Wine Cap (Stropharia rugosoannulata) Cultivation
The garden giant, or the king stropharia, is an excellent edible whose taste caries many different notes, among them fresh radish. Living up to both of its names, this mushroom often achieves a gigantic size: mature specimens can weigh over half a kilo. Its cap is wine red and its white stalk is around 25cm in length and 5cm in diameter at maturity. A ring of tissue, often colored brown by falling spores, circles the top of the foot. The gills underneath the cap are greyish and darken to brown as it matures.
- Selecting an Outdoor Site
Your new bag of garden giant mycelium can be stored for up to one month at 10-15°C. Before use, the substrate within the bag should be almost completely colonized (as indicated by a white color). Choose a humid and shady or partially shady site: vegetable gardens, flower beds, and spots under shrubs and trees (except cedar (Thuya) and trees from the walnut family (Juglandacea)) are particularly well suited. It is possible to sow the chosen site with grass after it has been prepared. This will help retain humidity. Digging small trenches throughout the site will also help retain humidity and prevent large temperature fluctuations. Trenches dug alongside gardens and flower boxes can also work. With some exceptions (the white button mushroom), most mushrooms require light to properly develop. Your bag should contain enough mycelium per kg of substrate to inoculate approximately one m2 at a 15-30cm depth. It is recommended to have a smaller site rather than a large one.
- Preparing the Substrate
The garden giant eats cellulose, and as such, it develops best on a wood chip or straw substrate. Hardwood wood chips, especially maple, birch, poplar and alder are preferred. Conifers can also be used if mixed with hardwood wood chips. Avoid cedar (Thuya) since this tree produces strong anti-fungal chemicals. The wood chips should be fresh, 1.5-15cm in length and 0.3-2.5cm in width. To this, a moderate amount of leaf litter and small branches can be added to provide the mushroom with additional nutrients. Be careful not to add too many small pieces of litter as they encourage an excessive decomposition rate which can quickly heat up the substrate, damaging the mycelium. Large amounts of fine sawdust are not recommended either since it encourages anaerobic conditions when wet and does not retain moisture well. If you cannot get a hold of woodchips, wheat straw is a good alternative. Hay is not recommended since it is usually too fine and too rich in nutrients, which encourages the growth of molds and other competitors. It is also susceptible to over-heating.
- Inoculating and Preparing the Site
The recommended inoculation period is from April to September. Lay down single sheets of newspaper at the bottom of your chosen site then cover it, alternating between a 2-5cm layer of wet woodchips or wet compacted straw and a thin layer of colonized substrate, until you reach a height of 15-30cm. Note that the top layer of your site should be woodchips or straw, and should be more or less flush with the surrounding terrain. Lay down more newspaper on the top layer, sprinkle smaller woody or leafy particles (if any) and water for 5-10 min.

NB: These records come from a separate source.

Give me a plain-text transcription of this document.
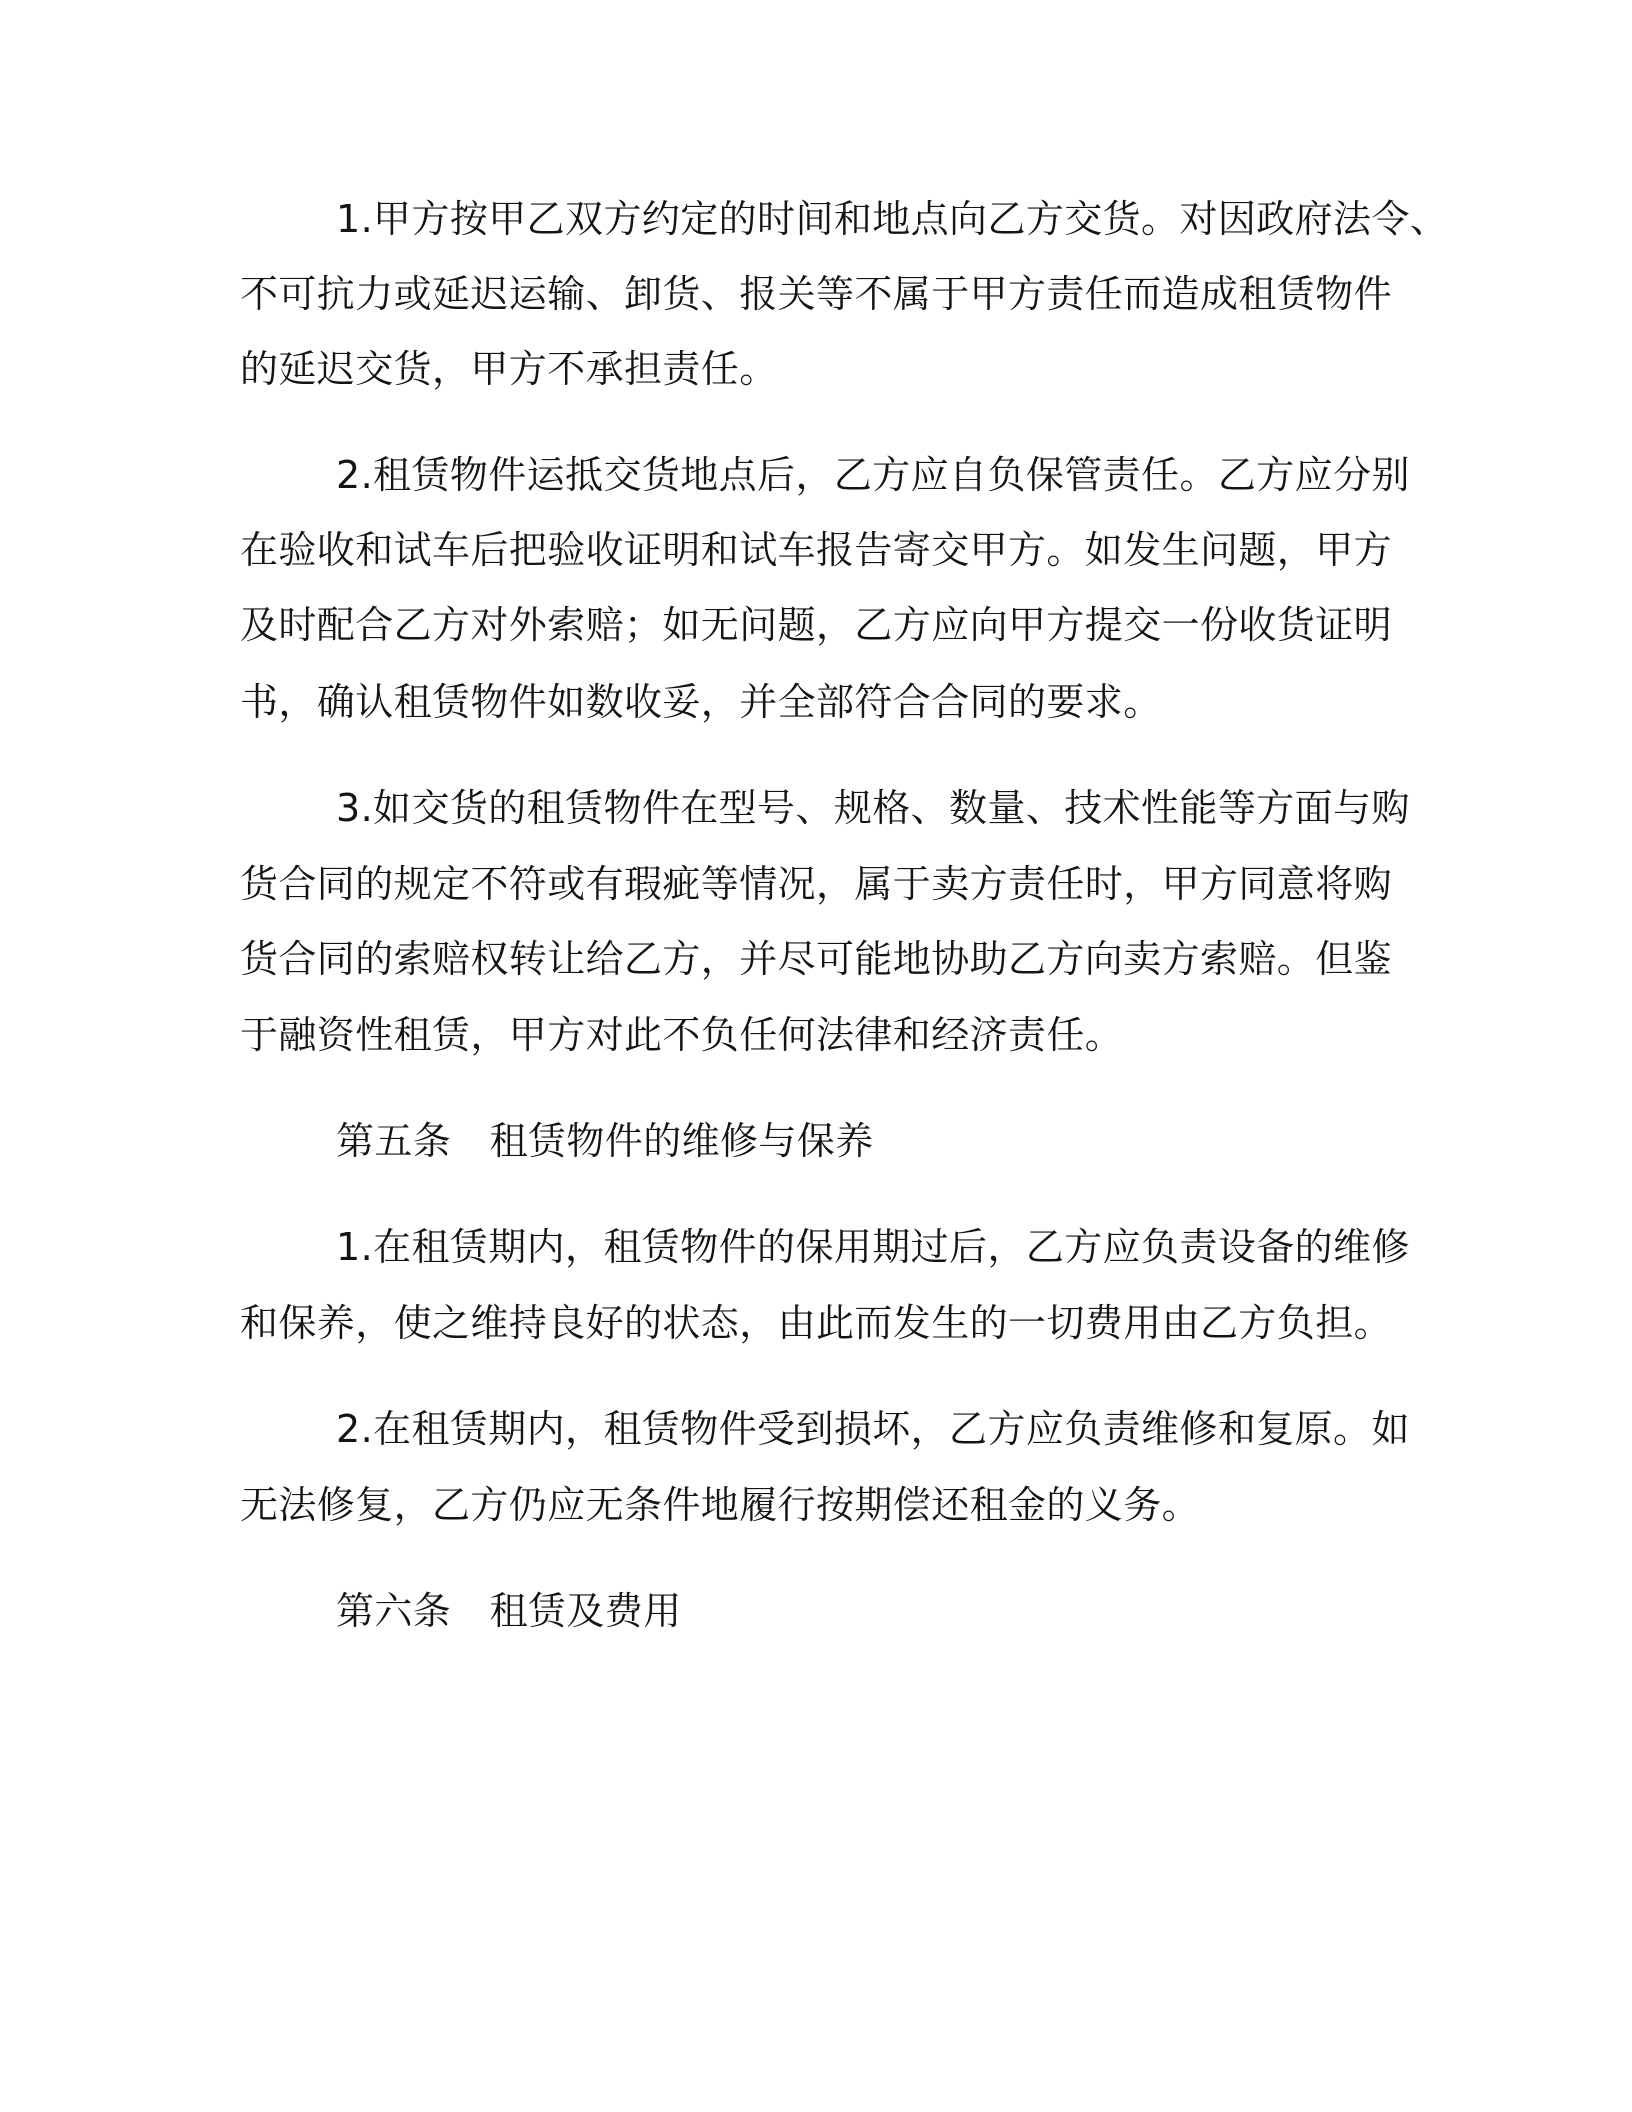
1.甲方按甲乙双方约定的时间和地点向乙方交货。对因政府法令、
不可抗力或延迟运输、卸货、报关等不属于甲方责任而造成租赁物件
的延迟交货，甲方不承担责任。
2.租赁物件运抵交货地点后，乙方应自负保管责任。乙方应分别
在验收和试车后把验收证明和试车报告寄交甲方。如发生问题，甲方
及时配合乙方对外索赔；如无问题，乙方应向甲方提交一份收货证明
书，确认租赁物件如数收妥，并全部符合合同的要求。
3.如交货的租赁物件在型号、规格、数量、技术性能等方面与购
货合同的规定不符或有瑕疵等情况，属于卖方责任时，甲方同意将购
货合同的索赔权转让给乙方，并尽可能地协助乙方向卖方索赔。但鉴
于融资性租赁，甲方对此不负任何法律和经济责任。
第五条　租赁物件的维修与保养
1.在租赁期内，租赁物件的保用期过后，乙方应负责设备的维修
和保养，使之维持良好的状态，由此而发生的一切费用由乙方负担。
2.在租赁期内，租赁物件受到损坏，乙方应负责维修和复原。如
无法修复，乙方仍应无条件地履行按期偿还租金的义务。
第六条　租赁及费用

The ideal growth temperature is between 15 and 30°C. Under 10°C, growth will be very slow; above 37°C, the mycelium will be damaged and even killed. The site should be watered every couple of weeks, or more if dry. If experiencing a particularly dry period, sheets of cardboard can be laid down on top to help conserve humidity. Make sure that the sheets of cardboard allow for proper air circulation and that they do not encourage too hot an environment. Once a fair amount of white mycelial strands appear on the top surface, remove the cardboard sheets and cover the site with a 2-5cm thick uniform layer of wet, clean topsoil. Active compost is not recommended, as it may contain harmful micro-organisms. Do not compact this new layer. Water the new soil layer frequently, making sure to never flood it. This soil layer serves 3 purposes: first, it retains humidity, second, it protects the mycelium and finally, since it is a nutrient poor region, it stimulates fruiting. A light frost will not damage the mycelium. During or before longer periods of sub-zero temperatures (winter), it is recommended to cover the site with an additional layer of woodchips or straw.
If conditions are favourable, you will be able to harvest your first mushrooms within a few months. 2 weeks after the last frost in spring is the ideal time to inoculate. The later you wait, the more likely your first crop will appear the following year. Garden giants usually fruit in small groups after rain or a significant watering. The mycelium will use all of the nutrients contained in the original substrate in two years if the woodchips were relatively large and in less time if they were smaller. Your mushroom patch will last longer if you add new layers of substrate at the beginning of each year. Always be on the lookout for other mushrooms that can grow in your garden giant patch. To properly harvest a specimen, twist the stalk so it breaks off right at the base. This will help preserve the mycelium and any neighbouring primordium. In autumn, add 10cm of nutritional substrate such as wood shavings for protection against the cold and for nourishment next season.
Other mushrooms can sometimes grow in your mushroom patch: make sure that the ones you eat are indeed garden giants!